Furthermore, Collier recommends international intervention in certain cases, or at least the explicit provision of international guarantees that coups will not be tolerated against democratic governments, or at the least against those willing to adopt democratic norms. This can alternately be seen as a threat against potential coup leaders. It would be interesting to know how he would feel about coups against autocratic governments which are nonetheless relatively free from violence. Collier’s intervention proposal is based on existing French security guarantees to former colonies. Many of these are as corrupt as can be.
Collier also fails to address any benefits of national or ethnic pride, although he does cite work showing that merely voting for sectarian parties is a satisfying way for some people to express their identity. He then separately focuses on the attributes in favor of large countries, such as that they benefit from more experiences of peacetime. At no point does Collier properly tackle the dilemma inherent in these two viewpoints–does either factor outweigh the other? This despite his advocacy that nation-states like Tanzania, which manages to transcend this schism, and putting forth convincing arguments in favor of pooling sovereignty (à la European Union) without, unfortunately examining how this could begin to be put in place.
This is where some of Collier’s arguments are most vulnerable. We learn here what is statistically likely to reduce the risk of conflict in any particular situation. We do not learn, however, what will reduce conflict in any specific situation. There is little examination of factors particular to any of the conflicts within his dataset.
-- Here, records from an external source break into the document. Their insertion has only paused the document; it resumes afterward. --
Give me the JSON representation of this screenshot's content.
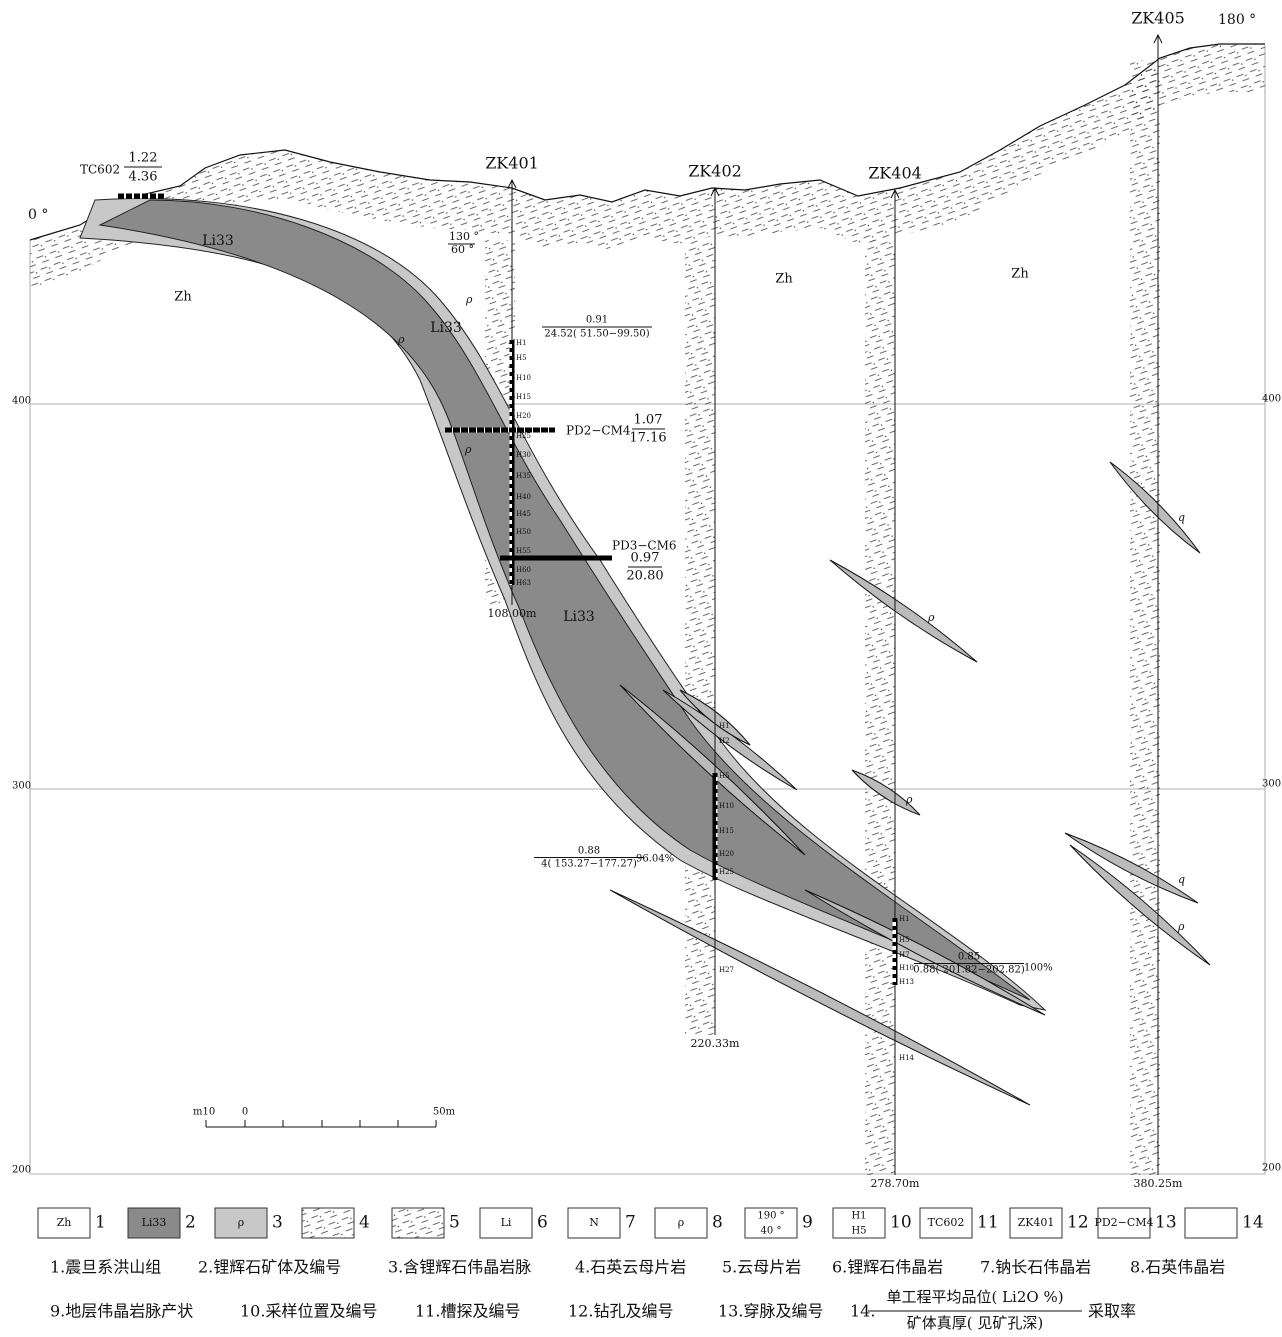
{
  "orientation": {
    "start": "0 °",
    "end": "180 °"
  },
  "elevation_labels": {
    "left": [
      400,
      300,
      200
    ],
    "right": [
      400,
      300,
      200
    ]
  },
  "strata_labels": [
    "Zh",
    "Zh",
    "Zh"
  ],
  "orebody_labels": [
    "Li33",
    "Li33",
    "Li33"
  ],
  "vein_labels": [
    "ρ",
    "ρ",
    "ρ",
    "q",
    "ρ",
    "q",
    "ρ",
    "ρ"
  ],
  "attitude": {
    "dip_direction": "130 °",
    "dip_angle": "60 °"
  },
  "trench": {
    "name": "TC602",
    "grade": "1.22",
    "thickness": "4.36"
  },
  "boreholes": [
    {
      "name": "ZK401",
      "depth": "108.00m",
      "samples": [
        "H1",
        "H5",
        "H10",
        "H15",
        "H20",
        "H25",
        "H30",
        "H35",
        "H40",
        "H45",
        "H50",
        "H55",
        "H60",
        "H63"
      ]
    },
    {
      "name": "ZK402",
      "depth": "220.33m",
      "samples": [
        "H1",
        "H2",
        "H5",
        "H10",
        "H15",
        "H20",
        "H25",
        "H27"
      ]
    },
    {
      "name": "ZK404",
      "depth": "278.70m",
      "samples": [
        "H1",
        "H5",
        "H7",
        "H10",
        "H13",
        "H14"
      ]
    },
    {
      "name": "ZK405",
      "depth": "380.25m"
    }
  ],
  "adits": [
    {
      "name": "PD2−CM4",
      "grade": "1.07",
      "thickness": "17.16"
    },
    {
      "name": "PD3−CM6",
      "grade": "0.97",
      "thickness": "20.80"
    }
  ],
  "intercepts": [
    {
      "grade": "0.91",
      "thickness": "24.52( 51.50−99.50)"
    },
    {
      "grade": "0.88",
      "thickness": "4( 153.27−177.27)",
      "recovery": "96.04%"
    },
    {
      "grade": "0.85",
      "thickness": "0.88( 201.82−202.82)",
      "recovery": "100%"
    }
  ],
  "scale_bar": {
    "left": "m10",
    "zero": "0",
    "end": "50m"
  },
  "legend": {
    "items": [
      {
        "number": "1",
        "symbol": "Zh"
      },
      {
        "number": "2",
        "symbol": "Li33"
      },
      {
        "number": "3",
        "symbol": "ρ"
      },
      {
        "number": "4"
      },
      {
        "number": "5"
      },
      {
        "number": "6",
        "symbol": "Li"
      },
      {
        "number": "7",
        "symbol": "N"
      },
      {
        "number": "8",
        "symbol": "ρ"
      },
      {
        "number": "9",
        "symbol": "190 °",
        "symbol_bottom": "40 °"
      },
      {
        "number": "10",
        "symbol": "H1",
        "symbol_bottom": "H5"
      },
      {
        "number": "11",
        "symbol": "TC602"
      },
      {
        "number": "12",
        "symbol": "ZK401"
      },
      {
        "number": "13",
        "symbol": "PD2−CM4"
      },
      {
        "number": "14"
      }
    ],
    "descriptions": [
      "1.震旦系洪山组",
      "2.锂辉石矿体及编号",
      "3.含锂辉石伟晶岩脉",
      "4.石英云母片岩",
      "5.云母片岩",
      "6.锂辉石伟晶岩",
      "7.钠长石伟晶岩",
      "8.石英伟晶岩",
      "9.地层伟晶岩脉产状",
      "10.采样位置及编号",
      "11.槽探及编号",
      "12.钻孔及编号",
      "13.穿脉及编号"
    ],
    "item14": {
      "prefix": "14.",
      "numerator": "单工程平均品位( Li2O %)",
      "denominator": "矿体真厚( 见矿孔深)",
      "suffix": "采取率"
    }
  }
}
This can best be seen when considering the composition of the bottom billion, which Collier has helpfully provided in an appendix. Up until then, Collier is silent about those bottom billion countries outside of Africa: are the findings equally applicable for countries like North Korea, Kazakhstan and Guyana, each of which have their own histories that differ from each other and potentially from much of the data? In short–does work on the bottom billion apply across the entire bottom billion? Thus, when it comes to constructing a better understanding of the larger socio-political, historical landscape, historians, political scientists, and foreign policy analysts, who often employ a narrower focus, are clearly not obsolete.
Ironically, Collier is at his most interesting in the final section of his book, where he abandons scientific enquiry and embarks upon a brief history of how states came to be responsible to their citizens. He also opens up discussion of proposed solutions which provides an interesting and a good basis from which to debate international aid and development, but will no doubt rest upon many individual assumptions with which many will disagree. His belief that the international community would be willing to use force to intervene in a state in which they have little or no strategic interest, to uphold a democratic government, is not convincing, no matter how flawless the logic behind it. What if the country was Somalia, for example? After all, the problem with many countries of the bottom billion is not just violence from or against the center, but the control that the center can exert over its periphery, which no amount of good intentions in the capital will change.